His phone rang and he recognised Theo’s number on his screen.
‘What’s happening, brother? Talk to me,’ Theo said.
Sakis summarised the situation as quickly as he could, leaving out nothing, even though he was very aware that the mention of kidnap would raise painful, unwanted memories for Theo.
‘Anything I can do from here?’ his brother asked. The only hint of his disturbance at being reminded of his own kidnap when he was eighteen was the slight ring of steel in his voice when he asked the question. ‘I can put you in touch with the right people if you want. I made it my business to find out who the right contacts are in a situation like this.’ His analytical brain wouldn’t have made him cope with his ordeal otherwise.
That was Theo through and through. He went after a problem until he had every imaginable scenario broken down, then he went after the solution with single-minded determination—which was why he fulfilled his role as trouble-shooter for Pantelides Inc so perfectly.

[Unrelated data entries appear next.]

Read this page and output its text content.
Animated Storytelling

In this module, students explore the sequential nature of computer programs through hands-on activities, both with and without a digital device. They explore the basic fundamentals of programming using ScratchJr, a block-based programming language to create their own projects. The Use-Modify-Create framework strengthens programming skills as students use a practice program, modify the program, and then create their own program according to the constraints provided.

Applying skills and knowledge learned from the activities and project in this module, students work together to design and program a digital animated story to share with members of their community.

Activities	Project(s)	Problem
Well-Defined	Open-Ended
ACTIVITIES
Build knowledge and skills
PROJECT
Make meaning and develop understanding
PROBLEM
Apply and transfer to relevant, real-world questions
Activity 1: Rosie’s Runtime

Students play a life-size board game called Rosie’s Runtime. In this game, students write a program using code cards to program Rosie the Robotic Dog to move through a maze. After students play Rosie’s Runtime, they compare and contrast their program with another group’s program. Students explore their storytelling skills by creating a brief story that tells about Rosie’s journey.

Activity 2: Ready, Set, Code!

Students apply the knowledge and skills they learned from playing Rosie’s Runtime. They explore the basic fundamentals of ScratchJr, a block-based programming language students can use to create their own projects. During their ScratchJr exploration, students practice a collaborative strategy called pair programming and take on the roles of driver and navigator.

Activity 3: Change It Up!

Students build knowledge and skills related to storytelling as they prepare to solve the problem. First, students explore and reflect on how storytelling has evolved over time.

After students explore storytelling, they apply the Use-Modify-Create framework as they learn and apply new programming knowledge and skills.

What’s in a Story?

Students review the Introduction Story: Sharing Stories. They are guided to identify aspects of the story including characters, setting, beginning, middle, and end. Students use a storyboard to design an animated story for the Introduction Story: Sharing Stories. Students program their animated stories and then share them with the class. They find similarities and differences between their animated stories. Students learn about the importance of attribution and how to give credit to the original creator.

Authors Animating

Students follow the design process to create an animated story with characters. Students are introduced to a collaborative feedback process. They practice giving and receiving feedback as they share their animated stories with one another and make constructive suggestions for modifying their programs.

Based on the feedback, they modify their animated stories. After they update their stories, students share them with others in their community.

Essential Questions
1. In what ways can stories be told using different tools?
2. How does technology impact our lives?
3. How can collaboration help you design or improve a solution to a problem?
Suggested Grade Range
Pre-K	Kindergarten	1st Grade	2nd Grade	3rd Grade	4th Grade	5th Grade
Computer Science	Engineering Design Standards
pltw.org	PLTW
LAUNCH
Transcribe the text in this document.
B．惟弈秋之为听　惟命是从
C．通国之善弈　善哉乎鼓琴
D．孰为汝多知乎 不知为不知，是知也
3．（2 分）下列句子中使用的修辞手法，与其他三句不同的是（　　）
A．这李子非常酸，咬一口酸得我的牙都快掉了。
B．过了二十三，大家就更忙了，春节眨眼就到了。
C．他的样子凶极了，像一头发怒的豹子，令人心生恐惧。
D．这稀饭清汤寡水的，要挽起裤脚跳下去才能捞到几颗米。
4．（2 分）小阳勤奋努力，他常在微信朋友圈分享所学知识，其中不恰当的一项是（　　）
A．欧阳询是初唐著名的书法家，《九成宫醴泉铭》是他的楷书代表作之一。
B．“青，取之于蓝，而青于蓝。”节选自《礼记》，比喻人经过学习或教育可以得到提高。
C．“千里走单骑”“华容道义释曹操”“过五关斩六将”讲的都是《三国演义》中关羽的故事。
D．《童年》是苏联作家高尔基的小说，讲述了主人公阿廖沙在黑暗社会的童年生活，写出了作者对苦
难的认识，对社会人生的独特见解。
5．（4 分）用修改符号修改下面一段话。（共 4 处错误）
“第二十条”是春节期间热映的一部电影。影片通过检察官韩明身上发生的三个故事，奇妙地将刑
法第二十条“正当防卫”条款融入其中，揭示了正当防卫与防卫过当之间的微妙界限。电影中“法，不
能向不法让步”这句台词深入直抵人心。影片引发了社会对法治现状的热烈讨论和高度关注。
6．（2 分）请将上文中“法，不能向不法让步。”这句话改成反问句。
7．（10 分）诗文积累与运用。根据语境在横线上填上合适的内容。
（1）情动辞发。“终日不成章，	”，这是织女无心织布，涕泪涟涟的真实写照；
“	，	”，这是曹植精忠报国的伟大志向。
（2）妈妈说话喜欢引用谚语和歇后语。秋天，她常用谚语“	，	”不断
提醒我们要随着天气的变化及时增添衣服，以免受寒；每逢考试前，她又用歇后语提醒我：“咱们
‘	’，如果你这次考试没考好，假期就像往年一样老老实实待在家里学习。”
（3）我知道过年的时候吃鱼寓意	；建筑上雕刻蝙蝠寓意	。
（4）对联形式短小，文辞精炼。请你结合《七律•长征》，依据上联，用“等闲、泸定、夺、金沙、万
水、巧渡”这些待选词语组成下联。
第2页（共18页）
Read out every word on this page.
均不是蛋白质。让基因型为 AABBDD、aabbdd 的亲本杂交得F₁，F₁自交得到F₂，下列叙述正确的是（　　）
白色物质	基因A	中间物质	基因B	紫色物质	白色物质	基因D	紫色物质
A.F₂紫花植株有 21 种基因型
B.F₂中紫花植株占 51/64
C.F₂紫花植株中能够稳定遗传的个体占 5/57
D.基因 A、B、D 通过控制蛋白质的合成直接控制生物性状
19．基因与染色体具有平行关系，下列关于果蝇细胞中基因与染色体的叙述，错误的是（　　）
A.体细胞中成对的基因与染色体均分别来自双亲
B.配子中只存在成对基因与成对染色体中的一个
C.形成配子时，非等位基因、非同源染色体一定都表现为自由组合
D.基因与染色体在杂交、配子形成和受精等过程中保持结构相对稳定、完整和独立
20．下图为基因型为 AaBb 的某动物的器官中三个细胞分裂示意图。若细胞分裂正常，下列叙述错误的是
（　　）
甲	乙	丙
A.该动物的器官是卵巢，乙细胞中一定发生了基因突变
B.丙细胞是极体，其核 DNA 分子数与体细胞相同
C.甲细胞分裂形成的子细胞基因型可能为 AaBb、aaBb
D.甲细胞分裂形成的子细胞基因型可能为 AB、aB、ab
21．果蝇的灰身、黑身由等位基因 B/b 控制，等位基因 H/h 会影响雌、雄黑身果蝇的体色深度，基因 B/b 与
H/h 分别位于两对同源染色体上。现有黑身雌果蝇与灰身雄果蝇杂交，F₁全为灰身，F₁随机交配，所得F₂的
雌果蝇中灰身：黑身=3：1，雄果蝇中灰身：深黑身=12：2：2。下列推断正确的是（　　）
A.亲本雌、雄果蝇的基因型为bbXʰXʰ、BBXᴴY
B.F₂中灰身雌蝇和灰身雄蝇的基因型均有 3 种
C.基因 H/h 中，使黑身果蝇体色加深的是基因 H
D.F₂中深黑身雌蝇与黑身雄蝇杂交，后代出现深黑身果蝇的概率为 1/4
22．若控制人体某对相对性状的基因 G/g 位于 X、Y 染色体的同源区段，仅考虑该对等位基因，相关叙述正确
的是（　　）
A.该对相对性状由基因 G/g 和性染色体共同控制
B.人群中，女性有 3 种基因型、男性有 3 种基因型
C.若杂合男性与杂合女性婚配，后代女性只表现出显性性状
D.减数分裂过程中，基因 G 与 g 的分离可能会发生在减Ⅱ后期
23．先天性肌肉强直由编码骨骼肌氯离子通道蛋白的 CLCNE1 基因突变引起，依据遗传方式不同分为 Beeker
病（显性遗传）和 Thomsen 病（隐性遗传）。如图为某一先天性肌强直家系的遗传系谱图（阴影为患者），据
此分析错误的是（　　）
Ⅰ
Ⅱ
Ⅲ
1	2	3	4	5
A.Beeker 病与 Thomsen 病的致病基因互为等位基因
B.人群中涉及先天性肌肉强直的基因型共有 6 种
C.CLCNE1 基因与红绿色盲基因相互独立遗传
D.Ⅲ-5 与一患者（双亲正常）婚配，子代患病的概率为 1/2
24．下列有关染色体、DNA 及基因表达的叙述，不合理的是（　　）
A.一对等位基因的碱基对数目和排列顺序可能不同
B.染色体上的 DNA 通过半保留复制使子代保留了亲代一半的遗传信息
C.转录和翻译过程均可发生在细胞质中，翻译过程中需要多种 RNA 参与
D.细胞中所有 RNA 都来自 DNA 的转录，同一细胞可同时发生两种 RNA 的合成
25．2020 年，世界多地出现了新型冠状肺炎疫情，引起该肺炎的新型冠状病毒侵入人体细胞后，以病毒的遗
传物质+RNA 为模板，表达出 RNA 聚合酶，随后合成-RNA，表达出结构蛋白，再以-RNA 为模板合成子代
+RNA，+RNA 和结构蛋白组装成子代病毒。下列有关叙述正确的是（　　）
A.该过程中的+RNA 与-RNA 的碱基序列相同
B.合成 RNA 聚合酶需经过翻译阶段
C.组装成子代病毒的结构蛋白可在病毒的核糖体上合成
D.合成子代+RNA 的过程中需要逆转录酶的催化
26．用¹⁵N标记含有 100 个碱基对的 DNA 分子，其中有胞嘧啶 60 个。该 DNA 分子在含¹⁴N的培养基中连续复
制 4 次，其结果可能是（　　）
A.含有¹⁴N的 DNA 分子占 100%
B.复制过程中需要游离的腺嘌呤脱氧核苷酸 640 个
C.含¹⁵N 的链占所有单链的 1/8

‘We’ve got it in hand. But perhaps you could cause an outrageous scandal where you are, distract these damned paparazzi from messing with my salvage operation.’
‘Hmm, I suppose I could skydive naked from the top of Cristo Redentor,’ Theo offered.
For the first time in what felt like days, Sakis’s lips cracked in a smile. ‘You love Rio too much to get yourself barred from the city for ever for blasphemy.’ His gaze flicked to where Brianna stood alone, having dispersed the last of the journalists. She was back on her tablet, her fingers busy on the glass keyboard.
Satisfaction oozed through him. Whatever had fractured his PA’s normal efficiency, she had it back again.
‘Everything’s in hand,’ he repeated, probably more to reassure himself that he had his emotions under control.
‘Great to hear. Keep me in the loop, ne?’
Sakis signed off and jumped into the nearest boat carrying a crew of six and the vacuum, and signalled to the pilot to head out.
For the next three hours, while sunlight prevailed, he worked with the crew to pump as much sludge of out the water as possible. From another boat nearby, the journalists to whom he’d granted access filmed the process. Some even asked intelligent questions that didn’t make his teeth grind.
Floodlights arrived, mounted on tripods on more boats, and he carried on working.
It was nearing midnight when, alerted to the
arrival of the refresh crew, he straightened from where he’d been managing the pump. And froze.
‘What the hell?’
The salvage-crew captain glanced up sharply. ‘Excuse me, sir?’